「穏やかではないですね」なタイトルですが、スミイカテンヤ釣りをなめていたら悲しい経験をしてきたのでお伝えしたいと思います。
わたしは船釣りの釣り物に飽きやすく、シーズン中に同じ釣り物はMAXで2回と決めている主義でな。と、シャアみたいに気取ってみましたが、まーだいたい2回でおさまっています。中には1回でけっこうな釣果を上げると、なんだかお腹いっぱいになり、もういいかなーと思ってしまうのです。
で、スミイカですよ。
テンヤ釣りですよ。この釣りはスミイカが産卵を意識しだすともう終わりのシーズンなのですが、よっしゃ最後に一発ガツンとかましたろか!ってな具合で、釣行してきたんです・・・
始発着で左舷トモ2番にスタンバイ。
この日は平日釣行。
平日であれば、なんとか四隅のどれかに入れるかなー。
と、思いきや・・・
うーむ。
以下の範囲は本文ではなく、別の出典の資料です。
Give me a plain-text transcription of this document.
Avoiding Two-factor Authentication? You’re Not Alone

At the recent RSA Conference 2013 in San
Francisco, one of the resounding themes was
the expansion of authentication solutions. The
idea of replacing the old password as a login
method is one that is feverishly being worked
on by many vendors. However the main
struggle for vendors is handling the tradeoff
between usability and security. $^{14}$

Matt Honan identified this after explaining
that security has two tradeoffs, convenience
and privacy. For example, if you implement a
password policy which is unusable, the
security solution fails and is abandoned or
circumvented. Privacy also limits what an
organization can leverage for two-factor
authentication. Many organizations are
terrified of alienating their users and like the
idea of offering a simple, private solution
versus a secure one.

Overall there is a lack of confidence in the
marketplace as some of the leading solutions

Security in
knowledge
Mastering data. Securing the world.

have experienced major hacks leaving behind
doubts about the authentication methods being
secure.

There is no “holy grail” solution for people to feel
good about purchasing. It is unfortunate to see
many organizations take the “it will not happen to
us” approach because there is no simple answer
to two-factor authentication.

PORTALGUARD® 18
四隅はしっかり確保されていたようです。
いろいろ考え左舷のトモから2番目を確保して、出船まで今日はスミイカ5杯ぐらい釣りたいな。ま、釣れるだろうなと思っていたのです。
だんだん夜があけて。
7時ぐらいに出船。
久里浜沖から攻めるとのこと。
久里浜沖へ。
水深60m強といったところ。
今回はスミイカ玄人衆のみなさんの所作を見習って、シャコもはじめからスペア分まで準備万端です。
まー、釣れるでしょ。
でしょ。
最初はケミホタルをつけて様子をみることに。
シンプルな釣り座。いけてるだろ。おほほほ。
このスッテはスミイカをかけるというよりも寄せる意味合いと、なんちゃってマルイカを釣るためメインでつけています。
・・・
ところが、なにこれ釣れない。
しょっぱなで、左舷ミヨシの方が一杯釣って、そのあと、つづかず。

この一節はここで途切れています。